Philippe Cornet
Philippe Cornet Journaliste musique

UNE INTÉGRALE DES QUATORZE ALBUMS SOLOS RAPPELLE L’ÉBLOUISSANT TALENT DE PAUL SIMON. FOCUS SUR LES DEUX PREMIERS DU LOT, DATÉS DE 1965 ET DE 1972.

Paul Simon

« The Complete Albums Collection »

DISTRIBUÉ PAR SONY.

10

L’oeuvre « adulte »de Simon et ce box donc, comprennent des disques aussi brillants que Still Crazy After All These Years (1975), One-Trick Pony (1980), Hearts And Bones (1983), sans oublier le doublé world où le petit New-Yorkais (1m60) explore respectivement l’univers sud-africain (Graceland, 1986) et celui du Nordeste brésilien (The Rhythm Of The Saints, 1990). Sans ces derniers, des groupes tels que Vampire Weekend planteraient encore leurs choux dans le Upper West Side. L’oeuvre présentée dans cette intégrale de douze disques studio et deux live est l’équivalent des Suites de Bach ou des travaux de Lennon-McCartney, pas moins. Au-delà de ces raisons justifiant amplement l’acquisition de ce coffret, même pour 100 euros (prix moyen), on garde un faible pour les deux premiers albums.

Cimes parfumées

The Paul Simon Songbook paraît à l’été 1965 alors que le chanteur -qui va avoir 24 ans- a quitté les Etats-Unis pour Londres. Son premier album avec Garfunkel, sorti l’année précédente, n’a eu aucun succès et Simon rode dans les clubs anglais à la recherche d’inspiration nourrissant une constante fièvre musicale. Un demi-siècle plus tard, les douze titres de ce solo initial paraissent comme l’expression d’une maîtrise déjà vertigineuse de la composition. Mathématique, berceuse, sensuelle. Une poignée de chansons connaîtront d’abord la gloire avec Garfunkel, mais entendre I Am A Rock, The Sound Of Silence, Kathy’s Song portés par la seule voix de Simon et son insidieuse mélancolie constitue un ravissement. Il règne ici un sens velouré de la solitude et de la résistance romantique au temps: le talent affleure aussi sur A Church Is Burning, Leaves That Are Green ou le très dylanien A Simple Desultory Philippic. Le disque n’eut aucun impact commercial à sa sortie, contrairement à notre deuxième choix perso issu du box: l’éponyme album Paul Simon.
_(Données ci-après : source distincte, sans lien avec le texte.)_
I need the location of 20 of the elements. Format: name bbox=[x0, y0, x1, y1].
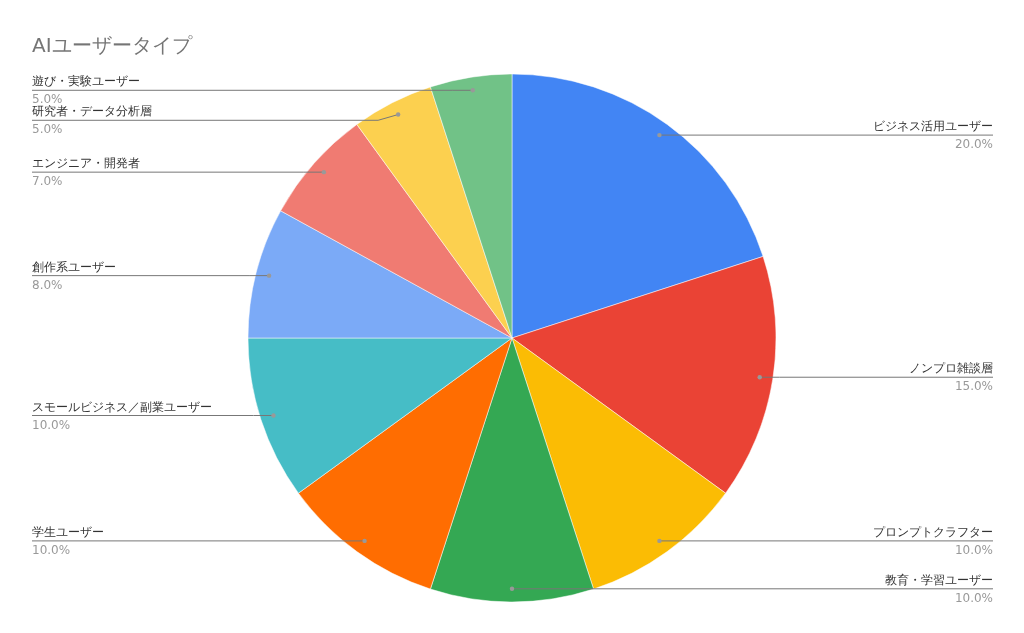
data-label: 10.0% bbox=[32, 542, 71, 557]
slice-label: エンジニア・開発者 bbox=[32, 156, 140, 171]
slice-label: ビジネス活用ユーザー bbox=[873, 119, 993, 134]
data-label: 15.0% bbox=[954, 379, 993, 394]
slice-label: ノンプロ雑談層 bbox=[909, 361, 993, 376]
data-label: 20.0% bbox=[954, 137, 993, 152]
data-label: 5.0% bbox=[32, 122, 63, 137]
slice-label: 創作系ユーザー bbox=[32, 259, 116, 274]
slice-label: 遊び・実験ユーザー bbox=[32, 74, 140, 89]
data-label: 10.0% bbox=[32, 417, 71, 432]
slice-label: 学生ユーザー bbox=[32, 524, 104, 539]
slice-label: プロンプトクラフター bbox=[873, 524, 993, 539]
chart-title: AIユーザータイプ bbox=[32, 33, 193, 57]
data-label: 10.0% bbox=[954, 542, 993, 557]
slice-label: スモールビジネス／副業ユーザー bbox=[32, 399, 212, 414]
data-label: 7.0% bbox=[32, 174, 63, 189]
slice-label: 教育・学習ユーザー bbox=[885, 572, 993, 587]
slice-label: 研究者・データ分析層 bbox=[32, 104, 152, 119]
data-label: 8.0% bbox=[32, 277, 63, 292]
data-label: 10.0% bbox=[954, 590, 993, 605]
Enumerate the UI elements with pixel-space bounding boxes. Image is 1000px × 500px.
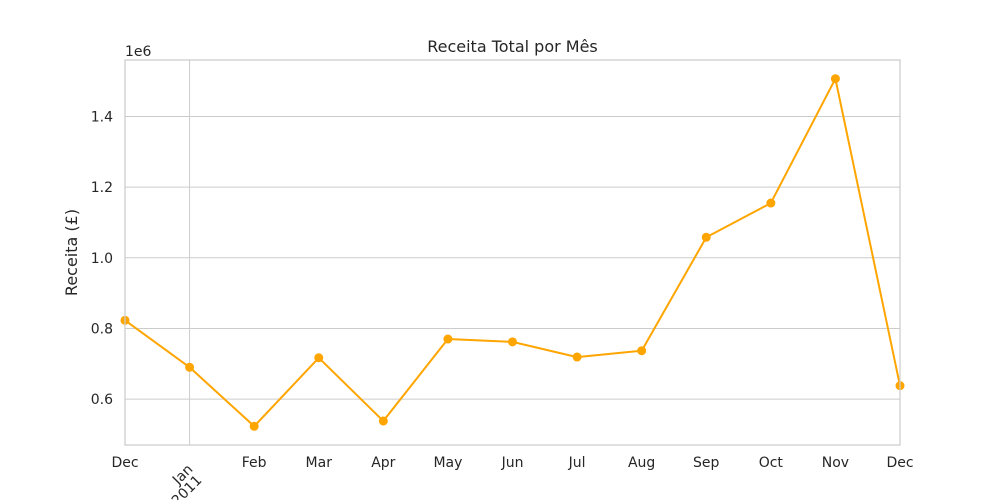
y-tick-label: 1.2 (91, 180, 113, 196)
series-line-group (120, 74, 905, 431)
x-tick-label: Jul (568, 455, 586, 471)
x-tick-label: Dec (111, 455, 138, 471)
plot-frame (124, 59, 901, 446)
series-line (124, 77, 901, 428)
data-point (508, 337, 517, 347)
x-tick-label: Aug (628, 455, 655, 471)
y-tick-label: 0.8 (91, 321, 113, 337)
x-tick-label: Nov (822, 455, 849, 471)
x-tick-label: May (433, 455, 462, 471)
data-point (443, 334, 453, 344)
y-axis-label: Receita (£) (62, 209, 81, 296)
data-point (637, 346, 647, 356)
x-tick-label: Dec (886, 455, 913, 471)
data-point (830, 74, 840, 84)
data-point (766, 198, 776, 208)
data-point (249, 421, 259, 431)
data-point (701, 232, 711, 242)
data-point (185, 362, 195, 372)
grid (125, 60, 900, 445)
x-tick-label: Mar (306, 455, 333, 471)
data-point (378, 416, 388, 426)
y-tick-label: 1.4 (91, 110, 113, 126)
y-tick-labels: 0.6 0.8 1.0 1.2 1.4 (91, 110, 113, 409)
y-tick-label: 0.6 (91, 392, 113, 408)
x-tick-label: Sep (693, 455, 720, 471)
x-tick-label: Apr (371, 455, 395, 471)
data-point (314, 353, 324, 363)
data-point (572, 352, 582, 362)
y-multiplier-label: 1e6 (125, 44, 152, 60)
x-tick-label: Oct (759, 455, 784, 471)
chart-title: Receita Total por Mês (427, 37, 598, 56)
y-tick-label: 1.0 (91, 251, 113, 267)
x-tick-label: Jun (501, 455, 524, 471)
x-tick-label: Feb (242, 455, 267, 471)
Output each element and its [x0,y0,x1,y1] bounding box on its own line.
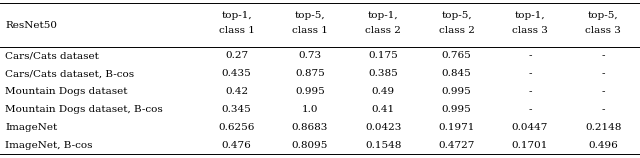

A sa parution, en janvier 1972, Simon a déjà connu le parcours étincelant puis la séparation acrimonieuse avec Garfunkel. Ce Paul Simon expose donc son auteur, libéré, en état de grâce, même si l’amertume d’un (autre) mariage vacillant inonde les chansons (Run That Body Down, Congratulations), une fois de plus charpentées par des textes de grande qualité. Sans oublier son folk primal, Simon débute ici d’autres aventures soniques, s’entourant du jazzman Ron Carter et du percussionniste brésilien Airto Moreira. Il y a entre autres le tube reggae Mother And Child Reunion -l’une des toutes premières tentatives « blanches » du genre- et ce Duncan, irrésistiblement porté par les flûtes andines de Los Incas vers des cimes parfumées. Un autre grand disque de Monsieur Paul à (re)découvrir dans ce box parfait.